Aunque entre una orilla y la otra hay entre 55 y 95 kilómetros, las zonas marcadas para que pasen los grandes buques petroleros son mucho más chiquitas: el tránsito comercial va por corredores reducidos, de unos 3 kilómetros por carril. Ese detalle convierte al estrecho de Ormuz en un auténtico “cuello de botella” para el comercio mundial de energía, sin mucho margen para que los barcos cambien de ruta o esquiven la zona si se desata un conflicto fuerte.
Por el estrecho de Ormuz pasan cada día cerca de 20 millones de barriles de crudo, aproximadamente el 20% de todo el petróleo que se mueve en el mundo, además de una porción importante del gas natural licuado que sale de Medio Oriente hacia distintos países. Los productores que dependen de este corredor incluyen a Arabia Saudita, Irak, Kuwait, Irán y Emiratos Árabes Unidos, y la mayor parte de esos cargamentos va a China, India, Japón y Corea del Sur, economías que necesitan importar energía para funcionar.

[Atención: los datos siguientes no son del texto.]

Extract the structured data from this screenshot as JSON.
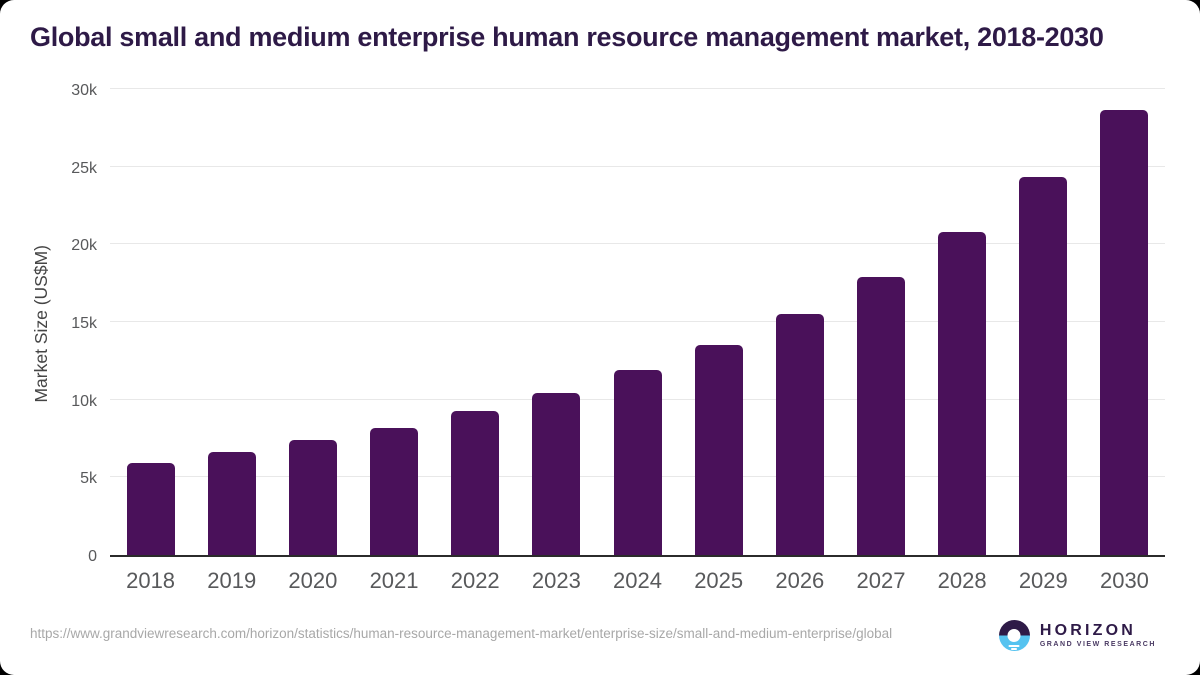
{
  "page": {
    "title": "Global small and medium enterprise human resource management market, 2018-2030",
    "source_url": "https://www.grandviewresearch.com/horizon/statistics/human-resource-management-market/enterprise-size/small-and-medium-enterprise/global",
    "logo": {
      "name": "HORIZON",
      "subtitle": "GRAND VIEW RESEARCH"
    }
  },
  "colors": {
    "bar": "#4A115A",
    "title": "#2E1A47",
    "tick_text": "#58595B",
    "gridline": "#E8E8E8",
    "axis_line": "#2B2B2B",
    "url_text": "#A8A8A8",
    "logo_blue": "#56C3F0"
  },
  "chart_data": {
    "type": "bar",
    "title": "Global small and medium enterprise human resource management market, 2018-2030",
    "xlabel": "",
    "ylabel": "Market Size (US$M)",
    "categories": [
      "2018",
      "2019",
      "2020",
      "2021",
      "2022",
      "2023",
      "2024",
      "2025",
      "2026",
      "2027",
      "2028",
      "2029",
      "2030"
    ],
    "values": [
      5900,
      6600,
      7400,
      8200,
      9300,
      10450,
      11900,
      13550,
      15500,
      17900,
      20800,
      24350,
      28650
    ],
    "ylim": [
      0,
      30000
    ],
    "yticks": [
      0,
      5000,
      10000,
      15000,
      20000,
      25000,
      30000
    ],
    "ytick_labels": [
      "0",
      "5k",
      "10k",
      "15k",
      "20k",
      "25k",
      "30k"
    ],
    "grid": true,
    "legend": false,
    "bar_color": "#4A115A"
  }
}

Justamente por esa concentración, los expertos del sector energético advierten que un cierre total del estrecho podría causar uno de los mayores shocks petroleros de las últimas décadas. Las pocas rutas alternativas y los oleoductos existentes no tienen capacidad para reemplazar el volumen que normalmente cruza ese punto, por lo que cualquier corte prolongado se traduciría enseguida en una baja fuerte de oferta en los mercados y en un aumento rápido de los precios internacionales.
Según coinciden especialistas consultados por medios internacionales, restablecer condiciones mínimas de seguridad para que los barcos vuelvan a circular con normalidad por el estrecho de Ormuz es clave para estabilizar el flujo de petróleo y gas en la región. En ese marco, remarcan que el regreso a un tránsito habitual de embarcaciones está atado a que se detenga la guerra que golpea actualmente a esa área estratégica.